Many working people can also see more clearly that they are the real wealth creators in society. This crisis may well see a rediscovered working class pride and consciousness. Also, the case for public ownership over key sectors of the economy seems more obvious to many people. As the fundamental contradiction between profit maximisation and human needs is coming in full display, we are already witnessing a shift in consciousness that otherwise would have taken years – time is compressed in crises like this.

However, it is important to remember that this impact on consciousness is neither even, nor universal. Some workers might be reaching anti-neoliberal conclusions now, but maybe not yet anti-capitalist or socialist conclusions. Others, by contrast, are moving towards a nationalistic narrative, that each nation is by itself and has to look after its own etc. Most people, though, are at the moment very confused and looking for answers. Where the left is developed enough to provide those answers, to offer an alternative, significant numbers of workers and youth could be moving leftwards in the coming period.

We need to be honest in our analysis and admit that in Central and Eastern Europe such a left is still missing. Hence, the nationalist, protectionist narrative might prevail and be exploited by right-wing forces to consolidate their current power. So, on a short-to-medium term, we may see reaction reinforced. However, these forces will prove incapable to solve the myriad of socio-economic problems that will only intensify as a result of this crisis. This explains the authoritarian measures that some are already taking, such as Orban in Hungary, who is now ruling by decree, or the Polish government, who wants to postpone presidential elections by 2 years!

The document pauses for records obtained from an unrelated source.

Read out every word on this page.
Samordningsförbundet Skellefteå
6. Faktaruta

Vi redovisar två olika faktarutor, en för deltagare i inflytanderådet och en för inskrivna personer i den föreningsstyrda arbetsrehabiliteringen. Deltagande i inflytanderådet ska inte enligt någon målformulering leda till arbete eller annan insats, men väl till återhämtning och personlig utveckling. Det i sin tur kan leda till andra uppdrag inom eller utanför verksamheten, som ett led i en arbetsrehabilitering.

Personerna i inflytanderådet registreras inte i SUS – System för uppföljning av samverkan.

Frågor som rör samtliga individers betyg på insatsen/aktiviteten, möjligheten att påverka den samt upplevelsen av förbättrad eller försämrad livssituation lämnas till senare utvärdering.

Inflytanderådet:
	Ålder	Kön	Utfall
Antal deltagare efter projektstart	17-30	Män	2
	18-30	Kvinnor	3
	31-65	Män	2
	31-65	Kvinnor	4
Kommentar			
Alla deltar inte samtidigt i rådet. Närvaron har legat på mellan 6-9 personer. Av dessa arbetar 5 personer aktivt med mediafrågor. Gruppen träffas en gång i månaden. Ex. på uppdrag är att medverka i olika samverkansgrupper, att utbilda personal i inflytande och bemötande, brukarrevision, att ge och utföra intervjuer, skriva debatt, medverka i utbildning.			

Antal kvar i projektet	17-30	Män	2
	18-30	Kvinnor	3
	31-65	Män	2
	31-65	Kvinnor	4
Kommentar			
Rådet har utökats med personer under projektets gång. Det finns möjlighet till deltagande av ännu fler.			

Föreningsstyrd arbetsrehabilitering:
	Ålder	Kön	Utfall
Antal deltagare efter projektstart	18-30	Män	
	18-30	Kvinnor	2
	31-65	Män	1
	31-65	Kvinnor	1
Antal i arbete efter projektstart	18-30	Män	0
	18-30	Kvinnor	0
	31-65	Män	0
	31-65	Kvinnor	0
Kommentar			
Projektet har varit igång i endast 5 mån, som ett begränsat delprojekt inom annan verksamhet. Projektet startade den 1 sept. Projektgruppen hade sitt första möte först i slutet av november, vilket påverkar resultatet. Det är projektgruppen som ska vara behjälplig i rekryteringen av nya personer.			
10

But this can only buy them more time. Their lack of real solutions will most likely lead to social turmoil and mass upheaval, pushing consciousness further to the left and creating new opportunities for socialists to intervene and lead the struggle. That’s precisely why it has never been more imperative in recent history for socialists to organise. Our ISA comrades in the region are already doing that, for example by helping to organise a strike committee in the postal services in Poland, which are all the more vital in this period. In conclusion, this crisis will polarise things at all levels. The arguments for socialism will become more crystal-clear, so we need to already adapt to that and be bold in proposing a socialist, democratic and internationalist alternative to this criminal and irrational system.